Is WeightedSampler really useful?

Because my dataset is imbalanced, I want to use torch.utils.data.WeightedSampler to sample data. Before do that I did a experiment, and the code is as follow:

import torch
from torch.utils.data.sampler import Sampler
from torch.utils.data import TensorDataset as dset

batch_size = 5
inputs = torch.randn(15,2)
# print(inputs)
target = torch.floor(4*torch.rand(15))
print(target)
trainData = dset(inputs, target)

count_labels = [sum(target==i) for i in range(4)]
print(count_labels)

num_sample = len(inputs)
weight = 1.0/torch.Tensor(count_labels).clone().detach()
print(weight)
sampler = torch.utils.data.sampler.WeightedRandomSampler(weight, num_sample)
trainLoader = torch.utils.data.DataLoader(trainData, batch_size , shuffle=False, sampler=sampler)

The output is

tensor([0., 1., 3., 3., 2., 2., 0., 2., 1., 3., 2., 2., 2., 2., 3.])
[tensor(2, dtype=torch.uint8), tensor(2, dtype=torch.uint8), tensor(7, dtype=torch.uint8), tensor(4, dtype=torch.uint8)]
tensor([0.5000, 0.5000, 0.1429, 0.2500])

Then I iterate load data in the following way:

print("load data")
for epoch in range(5):
    for i, (inp, tar) in enumerate(trainLoader):
        print(f"Epoch:{epoch} step:{i} target:{tar}")

The result as follows:
image

No matter how many times I tried, class 2 is never sampled. I wonder whether my code is wrong or the WeightedSampler is wrong?

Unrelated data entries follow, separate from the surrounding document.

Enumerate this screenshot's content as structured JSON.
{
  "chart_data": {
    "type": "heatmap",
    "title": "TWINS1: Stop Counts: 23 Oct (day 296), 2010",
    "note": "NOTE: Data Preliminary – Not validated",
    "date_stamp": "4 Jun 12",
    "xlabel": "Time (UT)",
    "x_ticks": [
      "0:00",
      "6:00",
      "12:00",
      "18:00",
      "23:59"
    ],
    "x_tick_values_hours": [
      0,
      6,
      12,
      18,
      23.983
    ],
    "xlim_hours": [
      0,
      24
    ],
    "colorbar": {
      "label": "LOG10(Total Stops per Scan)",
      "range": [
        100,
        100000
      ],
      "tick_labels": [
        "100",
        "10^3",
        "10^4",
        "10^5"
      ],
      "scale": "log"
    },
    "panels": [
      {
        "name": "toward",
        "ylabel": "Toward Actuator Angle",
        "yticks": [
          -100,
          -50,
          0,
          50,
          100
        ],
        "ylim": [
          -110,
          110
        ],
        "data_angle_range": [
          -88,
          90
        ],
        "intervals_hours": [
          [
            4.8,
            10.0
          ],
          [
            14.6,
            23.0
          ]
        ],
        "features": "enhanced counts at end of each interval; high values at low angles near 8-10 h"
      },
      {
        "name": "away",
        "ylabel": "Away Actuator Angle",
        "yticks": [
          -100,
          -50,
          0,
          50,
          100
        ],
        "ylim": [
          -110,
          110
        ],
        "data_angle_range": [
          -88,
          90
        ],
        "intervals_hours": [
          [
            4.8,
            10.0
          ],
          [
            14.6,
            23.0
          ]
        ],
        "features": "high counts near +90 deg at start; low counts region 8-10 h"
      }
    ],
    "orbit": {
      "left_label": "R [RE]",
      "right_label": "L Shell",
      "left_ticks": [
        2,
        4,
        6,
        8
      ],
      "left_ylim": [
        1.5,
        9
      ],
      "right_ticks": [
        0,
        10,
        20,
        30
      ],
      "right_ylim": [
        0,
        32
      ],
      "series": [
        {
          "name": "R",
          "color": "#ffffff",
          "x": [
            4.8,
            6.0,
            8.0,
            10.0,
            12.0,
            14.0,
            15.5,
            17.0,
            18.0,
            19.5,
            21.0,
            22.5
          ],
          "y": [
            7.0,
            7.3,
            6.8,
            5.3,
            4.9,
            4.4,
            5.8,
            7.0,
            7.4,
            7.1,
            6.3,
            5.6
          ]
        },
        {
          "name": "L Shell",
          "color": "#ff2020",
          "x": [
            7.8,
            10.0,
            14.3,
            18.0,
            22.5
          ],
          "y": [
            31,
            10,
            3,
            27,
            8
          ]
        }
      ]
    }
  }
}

The weight should provide a weight for each sample, while in your code it looks like you are trying to pass class weights.
Have a look at this example on how to use the WeightedRandomSampler.

3 Likes

Hi, ptrblck

In the code above, is there anything wrong about datatype conversion?
I just remove .clone().detach() on weight and add .numpy() to weight then pass to sampler, it works fine.
And the Pytorch raise a UserWarning when I run the snippet above:

UserWarning: To copy construct from a tensor, it is recommended to use sourceTensor.clone().detach() or sourceTensor.clone().detach().requires_grad_(True), rather than torch.tensor(sourceTensor).

Does WeightedRandomSampler works only fine with numpy array?

1 Like

This warning seems to be related to this issue and should be fixed in the current master (and nightly builds). :wink:

1 Like

That’s very kind.

What I am confused about is should we pass a numpy.array to the WeightRandomSampler, since in the snippet above it pass a sequence which wrap tensor to the sampler and it didn’t work.

Thanks in advance.

In the code snipper, weight should be a tensor and should work fine.
You can ignore the warning, since the code still will work.

Could you print the sequence of tensors which is not working?

Oh, thank you very much, it was my problem misunderstanding about the weight you have mentioned in your above post.